Is It a Computing Algorithm or a Statistical Procedure –Can You Tell or Should You Care?
Host
Department of Applied MathematicsSpeaker
Xiao-Li MengDepartment of Statistics, Harvard University
https://statistics.fas.harvard.edu/people/xiao-li-meng
Description
For years, it irritated me whenever someone calling the EM (expectation-maximization) algorithm an estimation procedure. I’d argue passionately that EM merely is an algorithm designed to compute a maximum likelihood estimator (MLE). Therefore the estimation principle/procedure is MLE, not EM, and it is dangerous to mix the two, for example by introducing modifications to EM steps without understanding how they would alter MLE as a statistical procedure.
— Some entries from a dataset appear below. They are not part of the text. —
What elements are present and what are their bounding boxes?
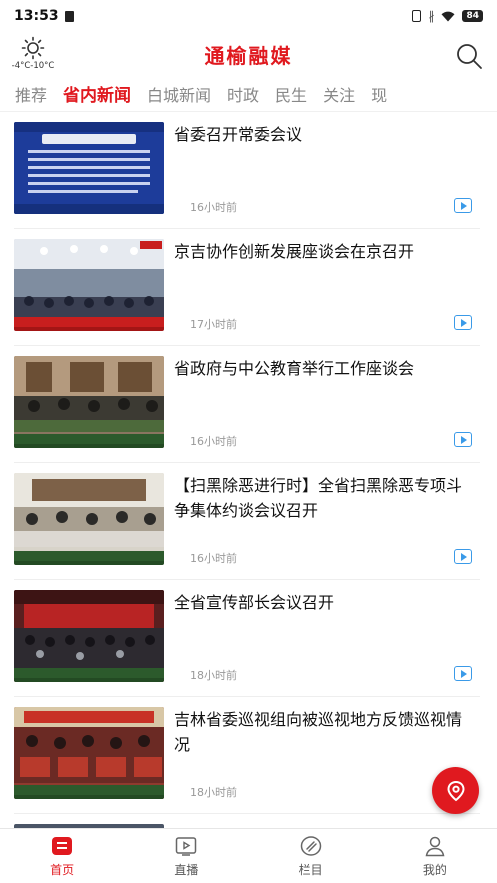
video-icon (454, 549, 472, 564)
nav-column[interactable]: 栏目 (249, 829, 373, 883)
battery-indicator: 84 (462, 10, 483, 22)
weather-widget[interactable]: -4°C-10°C (5, 36, 61, 71)
video-icon (454, 432, 472, 447)
wifi-icon (441, 11, 455, 21)
news-thumbnail[interactable] (14, 473, 164, 565)
news-item[interactable]: 省政府与中公教育举行工作座谈会 16小时前 (14, 346, 480, 463)
news-item[interactable]: 【扫黑除恶进行时】全省扫黑除恶专项斗争集体约谈会议召开 16小时前 (14, 463, 480, 580)
nav-live-label: 直播 (174, 863, 199, 877)
tab-focus[interactable]: 关注 (323, 82, 355, 106)
nav-profile[interactable]: 我的 (373, 829, 497, 883)
app-header: -4°C-10°C 通榆融媒 (0, 32, 497, 76)
nav-profile-label: 我的 (422, 863, 447, 877)
nav-home-label: 首页 (50, 863, 75, 877)
news-thumbnail[interactable] (14, 122, 164, 214)
news-time: 16小时前 (190, 201, 237, 214)
weather-temperature: -4°C-10°C (11, 61, 55, 71)
tab-livelihood[interactable]: 民生 (275, 82, 307, 106)
nav-home[interactable]: 首页 (0, 829, 124, 883)
status-bar: 13:53 ∦ 84 (0, 0, 497, 32)
location-fab-button[interactable] (432, 767, 479, 814)
news-time: 16小时前 (190, 552, 237, 565)
bluetooth-icon: ∦ (428, 9, 435, 23)
news-title[interactable]: 【扫黑除恶进行时】全省扫黑除恶专项斗争集体约谈会议召开 (174, 473, 472, 523)
tab-more[interactable]: 现 (371, 82, 387, 106)
news-title[interactable]: 省委召开常委会议 (174, 122, 472, 147)
sim-card-icon (64, 10, 74, 22)
news-title[interactable]: 全省宣传部长会议召开 (174, 590, 472, 615)
news-title[interactable]: 省政府与中公教育举行工作座谈会 (174, 356, 472, 381)
news-time: 16小时前 (190, 435, 237, 448)
tab-politics[interactable]: 时政 (227, 82, 259, 106)
video-icon (454, 315, 472, 330)
news-time: 18小时前 (190, 786, 237, 799)
profile-icon (425, 836, 445, 857)
news-thumbnail[interactable] (14, 707, 164, 799)
news-thumbnail[interactable] (14, 590, 164, 682)
search-icon[interactable] (455, 42, 483, 70)
live-icon (176, 837, 197, 856)
nav-column-label: 栏目 (298, 863, 323, 877)
news-thumbnail[interactable] (14, 239, 164, 331)
news-item[interactable]: 全省宣传部长会议召开 18小时前 (14, 580, 480, 697)
tab-province-news[interactable]: 省内新闻 (63, 81, 131, 106)
news-item[interactable]: 京吉协作创新发展座谈会在京召开 17小时前 (14, 229, 480, 346)
sun-icon (21, 36, 45, 60)
bottom-navigation: 首页 直播 栏目 我的 (0, 828, 497, 883)
location-pin-icon (446, 780, 465, 801)
news-thumbnail[interactable] (14, 356, 164, 448)
vibrate-icon (412, 10, 422, 22)
app-title: 通榆融媒 (204, 43, 293, 68)
news-time: 18小时前 (190, 669, 237, 682)
nav-live[interactable]: 直播 (124, 829, 248, 883)
video-icon (454, 198, 472, 213)
status-time: 13:53 (14, 8, 59, 24)
news-item[interactable] (14, 814, 480, 828)
news-item[interactable]: 省委召开常委会议 16小时前 (14, 112, 480, 229)
status-icons: ∦ 84 (412, 9, 483, 23)
news-title[interactable]: 京吉协作创新发展座谈会在京召开 (174, 239, 472, 264)
news-title[interactable]: 吉林省委巡视组向被巡视地方反馈巡视情况 (174, 707, 472, 757)
tab-recommend[interactable]: 推荐 (15, 82, 47, 106)
news-time: 17小时前 (190, 318, 237, 331)
tab-baicheng-news[interactable]: 白城新闻 (147, 82, 211, 106)
news-list: 省委召开常委会议 16小时前 京吉协作创新发展座谈会在京召开 17小时前 省政府… (0, 112, 497, 828)
column-icon (300, 836, 321, 856)
category-tabs: 推荐 省内新闻 白城新闻 时政 民生 关注 现 (0, 76, 497, 112)
video-icon (454, 666, 472, 681)
home-icon (52, 837, 73, 855)
news-item[interactable]: 吉林省委巡视组向被巡视地方反馈巡视情况 18小时前 (14, 697, 480, 814)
The reality, however, is that the line between computing algorithms and statistical procedures is becoming increasingly blurred. As a matter of the fact, practitioners are now typically given a black box, which turns data into an “answer.” Is such a black box a computing algorithm or a statistical procedure? Does it matter that we know which is which? This talk reports my contemplations of these questions that originated in my taking part in a project that investigates the self-consistency principle introduced by Efron (1967). We will start with a simple regression problem to illustrate a self-consistency method, and the audience will be invited to contemplate whether it is a magical computing algorithm or a powerful statistical procedure. We will then discuss how such contemplations have played critical roles in developing the self-consistency principle into a full-bloom generalization of EM for semi/non-parametric estimation with incomplete data and under an arbitrary loss function, capable of addressing wavelets de-noising with irregularly spaced data as well as variable selection via LASSO-type of methods with incomplete data. Throughout the talk, the audience will also be invited to consider a widely open problem: how to formulate in general the trade-off between statistical efficiency and computational efficiency? (This talk is based on joint work with Thomas Lee and Zhan Li.)